John: Yeah and I would agree. I think there’s one other aspect of this case that’s really instructive. That is that you need to read your insurance policy. If you are an online business and you’ve just adopted a general commercial liability policy, you probably should find out what is and is not included in that policy. Typically those policies will cover what is called “Advertising injury”, which is an injury related to defamation or a claim for the right of publicity, invasion of the right of publicity, but it doesn’t usually cover intellectual property infringement. Intellectual property infringement policies are very expensive but, in a lot of cases, they’re really important. So you should work with both your insurance agent and your attorney to kind of understand “How can I best ensure the risk that is associated with my business”?

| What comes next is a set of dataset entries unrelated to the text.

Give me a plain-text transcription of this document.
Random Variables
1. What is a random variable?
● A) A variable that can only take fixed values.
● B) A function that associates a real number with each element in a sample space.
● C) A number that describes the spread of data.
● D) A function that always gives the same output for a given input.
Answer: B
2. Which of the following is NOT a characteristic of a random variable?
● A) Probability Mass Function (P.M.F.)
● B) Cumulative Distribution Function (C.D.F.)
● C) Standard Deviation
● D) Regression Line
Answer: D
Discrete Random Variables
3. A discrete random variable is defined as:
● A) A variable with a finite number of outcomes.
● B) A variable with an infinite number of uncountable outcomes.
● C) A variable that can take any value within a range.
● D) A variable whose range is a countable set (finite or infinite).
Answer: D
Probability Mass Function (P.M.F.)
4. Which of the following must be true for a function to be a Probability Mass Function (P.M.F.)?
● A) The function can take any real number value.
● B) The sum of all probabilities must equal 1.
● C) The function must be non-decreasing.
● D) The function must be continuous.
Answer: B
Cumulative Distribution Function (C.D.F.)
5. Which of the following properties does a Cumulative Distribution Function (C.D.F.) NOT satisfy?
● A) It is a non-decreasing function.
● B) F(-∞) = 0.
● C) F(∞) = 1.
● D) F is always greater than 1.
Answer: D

It sounds like Clarendon didn’t have a very well drafted contract here.
Eric: Yeah, certainly. To be in 7, 8 years litigation … Yeah, someone failed at their job here because there’s no way that should be that difficult of an issue.
John: Yeah, so, thankfully … Well, at least from my perspective, thankfully, in January of this year, Tool prevailed at trial which means there’s a new Tool album coming and for you that clicked on this because we’re talking about Tool; I’m sorry I don’t have any information. Wish I did.
Eric: So you don’t know when it’s coming out?
John: No, I have no clue. In fact, when I … I’ve actually met Maynard James Keenan and when I did, I went out of my way not to ask him that question because I read up before interacting with him that he might slap the shit out of me.
Eric: Yeah, I’m sure he’s tired of answering that question.
John: So, that’s all we’ve got this week. You have anything else?
John: Yeah, I hope so too and again, this isn’t legal advice. You should always contact an attorney about this stuff and thanks for listening.